Although large and fragile molecules such as DNA generally do not survive fossilisation, the mosquito proves certain complex organic molecules such as haem can be preserved.

It was one of two mosquitoes discovered in the shale deposits that reveal just how remarkably little the parasites have changed in the last 46 million years.

The new fossils - one female and the other male - are so detailed scientists were able to determine they represent two previously unknown species.

The female, named Culiseta lemniscata, had eaten the blood meal. The male has been named Culiseta kishenehn.

Their fossils contain details as intricate as wing veins, sexual organs, scales and hair-like structures on the wings.

Dr Greenwalt said it's not surprising that it is the first discovery of its kind despite the misconception of dinosaur DNA recovery from mosquitoes preserved in amber popularised by Jurassic Park twenty years ago - Richard Attenborough in the film is pictured
Dr Greenwalt and colleagues, whose findings are published in Proceedings of the National Academy of Sciences, said the preservation of the fossil was 'extremely improbable'.

'The insect had to take a blood meal, be blown to the water's surface and sink to the bottom of a pond or similar structure to be quickly embedded in fine sediment - all without disruption of its fragile distended blood-filled abdomen.'

He said it is not surprising that it is the first discovery of its kind despite the misconception of dinosaur DNA recovery from mosquitoes preserved in amber popularised by Jurassic Park twenty years ago.

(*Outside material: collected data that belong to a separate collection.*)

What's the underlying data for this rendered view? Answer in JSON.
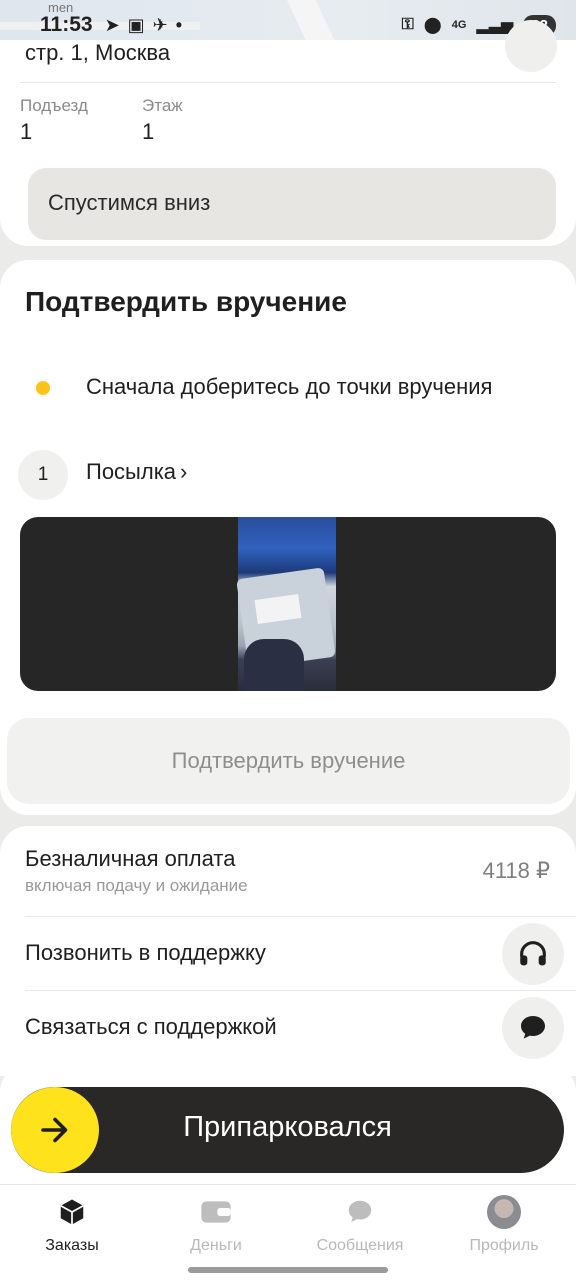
{
  "status_bar": {
    "time": "11:53",
    "battery": "82",
    "network": "4G",
    "map_text": "men"
  },
  "address": {
    "line": "стр. 1, Москва",
    "entrance_label": "Подъезд",
    "entrance_value": "1",
    "floor_label": "Этаж",
    "floor_value": "1",
    "comment": "Спустимся вниз"
  },
  "delivery": {
    "title": "Подтвердить вручение",
    "step_text": "Сначала доберитесь до точки вручения",
    "parcel_count": "1",
    "parcel_label": "Посылка",
    "confirm_button": "Подтвердить вручение"
  },
  "payment": {
    "title": "Безналичная оплата",
    "subtitle": "включая подачу и ожидание",
    "amount": "4118 ₽"
  },
  "support": {
    "call_label": "Позвонить в поддержку",
    "chat_label": "Связаться с поддержкой"
  },
  "park": {
    "label": "Припарковался"
  },
  "nav": {
    "items": [
      {
        "label": "Заказы",
        "icon": "box-icon",
        "active": true
      },
      {
        "label": "Деньги",
        "icon": "wallet-icon",
        "active": false
      },
      {
        "label": "Сообщения",
        "icon": "chat-icon",
        "active": false
      },
      {
        "label": "Профиль",
        "icon": "avatar",
        "active": false
      }
    ]
  },
  "colors": {
    "accent_yellow": "#fde21c",
    "dot_yellow": "#fcc419",
    "dark": "#2a2826"
  }
}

'The existence of this rare specimen extends the existence of blood-feeding behaviour in this family of insects 46 million years into the past,' Dr Greenwalt said.

'This is the only known fossil of a blood-engorged mosquito ever found and represents the first clear evidence that some organic molecules can be preserved in a fossil of this age.

'We made the assumption that genetic material like DNA was not preserved. We didn’t even attempt to look at it because DNA degrades very quickly.

'Without question there are probably other things contained in this fossil. We just don’t know what they might be,' he added.